Friday, December 26, 2008

Baby it's cold outside


I got in from Cairo two days ago. It was a good trip, although it feels now a little too brief. I left Seattle cold, but unfrozen, and return to find it transformed - my first experience with snow. Walking outside yesterday morning - carefully armored in thermal, wool, boots, and a duvet-like coat - felt like an acid trip.

My plans to glean cooking tips while away mostly fell flat, but I did procure some regional goodies, orange blossom water and rose water, which are meant to impart a subtle flavor to desserts.

I also bought an Egyptian cookbook, "My Egyptian Grandmother's Kitchen: Traditional Dishes Sweet and Savory," originally in Arabic but translated into English. I haven't tried any of it's recipes yet, but I have enjoyed leafing through it, especially since it has full-color photographs for every double page spread. For an idea of what a big chunk of Egyptian cooking is about, there is an entire chapter in the book dedicated to stuffed vegetables. Dolmas, potatoes, eggplants, tomatoes, and cabbage rolls are but some of the contenders for stufffing.

Yesterday I cooked, which I did precious little of back in Cairo. A quinoa salad with grape tomatoes and romaine lettuce dressed with a watered-down soy mayonaise I made two weeks ago from Hot Damn & Hell Yeah. The quinoa made it more filling, and the mayo made it creamy. So it tasted good and looked aesthetically pleasing too what with the contrasting colors, but my photos weren't so hot.

I also tried a mushroom-barley soup from How to Cook Everything Vegetarian. I succumbed and bought it before I left, and I have to say it's a pretty good investment so far, a nice basic guide to all kinds of things you might want to do in the kitchen (soups, salads, bread, and charts with information on vinegars, nuts, etc), with simple, fast recipes. I was looking for a book to tell me how to deal with any vegetable the CSA box might throw my way, and it seems to fit the bill. The soup was good, it was my first use of pearl barley, and it was nice and toothsome. I used cremini mushrooms mixed with dried shittake, and there were carrots and potatoes thrown in too.

4 comments:

Bethany said...

your first snow, very cool.

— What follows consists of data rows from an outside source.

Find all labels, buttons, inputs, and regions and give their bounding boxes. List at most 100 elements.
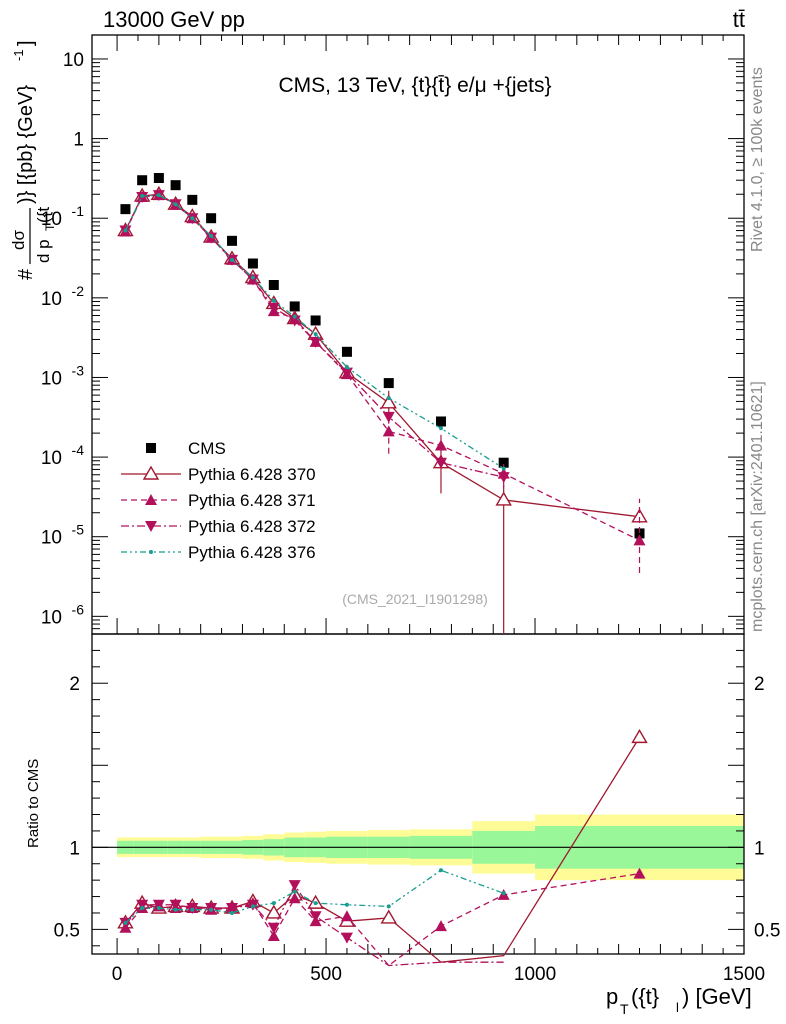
data-point xyxy=(288,315,301,327)
data-point xyxy=(434,457,447,469)
y-label-denominator: d p xyxy=(34,239,53,263)
ratio-point xyxy=(265,904,283,919)
data-point xyxy=(344,365,349,370)
y-label-close: ] xyxy=(15,40,37,46)
x-axis-label: p T ({t} l ) [GeV] xyxy=(606,984,752,1017)
y-tick-exponent: -1 xyxy=(72,203,85,219)
ratio-point xyxy=(209,907,214,912)
data-point xyxy=(140,194,145,199)
y-label-hash: # xyxy=(15,268,37,280)
analysis-watermark: (CMS_2021_I1901298) xyxy=(342,591,488,607)
y-tick-label: 10 xyxy=(41,368,62,389)
data-point xyxy=(498,457,509,468)
x-label-post: ) [GeV] xyxy=(682,984,752,1009)
ratio-point xyxy=(631,728,648,744)
legend-label: Pythia 6.428 370 xyxy=(188,465,316,484)
ratio-point xyxy=(250,904,255,909)
ratio-tick-label: 0.5 xyxy=(54,920,80,941)
y-tick-exponent: -2 xyxy=(72,283,85,299)
data-point xyxy=(209,233,214,238)
data-point xyxy=(123,228,128,233)
legend-marker xyxy=(145,494,157,505)
data-point xyxy=(156,193,161,198)
x-tick-label: 0 xyxy=(112,964,123,985)
y-label-numerator: dσ xyxy=(9,230,28,250)
data-point xyxy=(170,180,181,191)
main-y-axis-label: # dσ d p T ({t )} [{pb} {GeV} -1 ] xyxy=(9,40,57,280)
data-point xyxy=(340,367,353,379)
y-tick-label: 10 xyxy=(63,50,84,71)
ratio-point xyxy=(173,907,178,912)
legend-label: CMS xyxy=(188,439,226,458)
ratio-point xyxy=(190,907,195,912)
y-tick-label: 10 xyxy=(41,289,62,310)
ratio-point xyxy=(292,889,297,894)
y-label-units-exp: -1 xyxy=(11,49,26,61)
x-axis-ticks: 0 500 1000 1500 xyxy=(112,35,765,985)
data-point xyxy=(205,232,218,244)
legend-label: Pythia 6.428 376 xyxy=(188,543,316,562)
legend-marker xyxy=(146,443,156,453)
data-point xyxy=(438,426,443,431)
data-point xyxy=(380,394,397,409)
data-point xyxy=(230,257,235,262)
data-point xyxy=(289,301,300,312)
y-tick-exponent: -6 xyxy=(72,601,85,617)
data-point xyxy=(271,298,276,303)
ratio-uncertainty-bands xyxy=(92,814,744,881)
data-point xyxy=(386,396,391,401)
x-label-sub-T: T xyxy=(620,1001,629,1017)
data-point xyxy=(246,274,259,286)
y-tick-exponent: -3 xyxy=(72,362,85,378)
data-point xyxy=(227,235,238,246)
data-point xyxy=(383,378,394,389)
ratio-point xyxy=(344,902,349,907)
ratio-point xyxy=(340,932,353,944)
data-point xyxy=(250,275,255,280)
main-series-layer xyxy=(117,172,648,634)
x-label-mid: ({t} xyxy=(631,984,659,1009)
ratio-point xyxy=(230,910,235,915)
y-tick-label: 1 xyxy=(73,130,84,151)
y-tick-label: 10 xyxy=(41,209,62,230)
ratio-plot-frame xyxy=(91,633,745,955)
data-point xyxy=(497,472,510,484)
x-label-p: p xyxy=(606,984,618,1009)
x-tick-label: 1000 xyxy=(514,964,556,985)
ratio-point xyxy=(169,899,182,911)
ratio-point xyxy=(380,909,397,924)
main-y-axis-ticks: 10 1 10 -1 10 -2 10 -3 10 -4 10 -5 10 -6 xyxy=(41,34,744,635)
x-tick-label: 1500 xyxy=(723,964,765,985)
ratio-point xyxy=(438,868,443,873)
y-label-den-post: ({t xyxy=(34,207,53,223)
data-point xyxy=(382,425,395,437)
ratio-point xyxy=(226,903,239,915)
ratio-point xyxy=(386,904,391,909)
data-point xyxy=(310,315,321,326)
data-point xyxy=(267,302,280,314)
data-point xyxy=(495,491,512,506)
series-line-2 xyxy=(124,194,640,541)
data-point xyxy=(120,204,131,215)
ratio-point xyxy=(136,899,149,911)
ratio-tick-label-right: 2 xyxy=(754,674,765,695)
mcplots-label: mcplots.cern.ch [arXiv:2401.10621] xyxy=(749,381,766,632)
y-tick-exponent: -4 xyxy=(72,442,85,458)
x-label-sub-l: l xyxy=(676,1000,679,1015)
ratio-tick-label: 2 xyxy=(69,674,80,695)
header-process-label: tt̄ xyxy=(733,7,745,32)
data-point xyxy=(153,172,164,183)
y-label-den-sub: T xyxy=(43,223,57,231)
ratio-point xyxy=(152,899,165,911)
ratio-point xyxy=(288,892,301,904)
data-point xyxy=(247,258,258,269)
legend-label: Pythia 6.428 371 xyxy=(188,491,316,510)
data-point xyxy=(633,534,646,546)
ratio-y-axis-label: Ratio to CMS xyxy=(25,759,42,848)
data-point xyxy=(434,439,447,451)
ratio-point xyxy=(271,901,276,906)
y-label-units: )} [{pb} {GeV} xyxy=(15,85,37,204)
data-point xyxy=(435,416,446,427)
ratio-point xyxy=(633,867,646,879)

I'll bet the amount of snow was a surprize. typically we don't get that much up here.

Andy & I still have some left, but we're in the middle of nowhere - sort of :)

Rosiecat said...

Ooh, orange blossom water! Rose water! I'm so jealous ;-) Any ideas on where to find these items in the States?

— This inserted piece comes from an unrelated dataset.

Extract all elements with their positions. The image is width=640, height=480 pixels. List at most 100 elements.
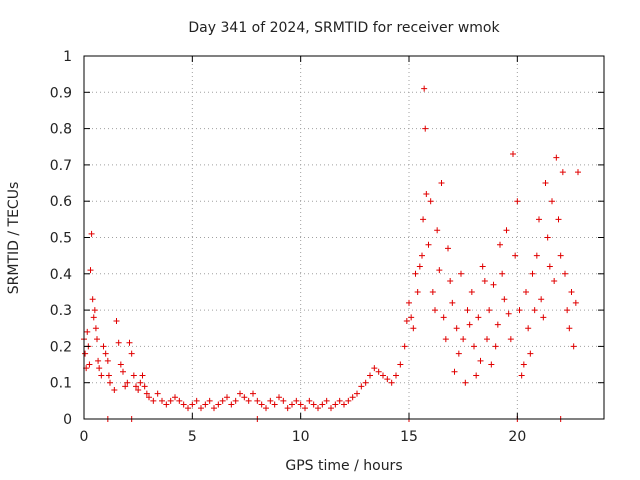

I hope you post any desserts you make with your new fancy waters.

yasmin said...

hey Rose-anne, i'll be sure to put any up when i get around to using it, i'm planning to make baklava at some point but am kind of intimidated by the gigantic amount of margarine it calls for... the recipe i looked at said 1 cup! i guess when you consider individual servings it's not so bad?

btw, i checked my "classic vegetarian cooking from the middle east & north africa cookbook," and the resource section at the back says there's a "holy land grocery" where you can get middle eastern goodies in chicago at 4806 north kedzie ave. so maybe you could check them out, or any other middle eastern grocery.

if you want to go the online route, there's a list of online middle eastern groceries here, none of which i've tried: http://mideastfood.about.com/od/pantryessentials/tp/onlinestores.htm.

hope that helps!

Rosiecat said...

Yasmin, that was so nice of you to look up shopping resources for me! This Holy Land Grocery sounds very cool. I do love Middle Eastern food, so it would be a fun shopping excursion. I'm making it a New Year's goal to check this place out.

And 1 cup of margarine? Eek! But if most of it is used for coating the pastry with fat, maybe you can do it by feel and see how much you actually use?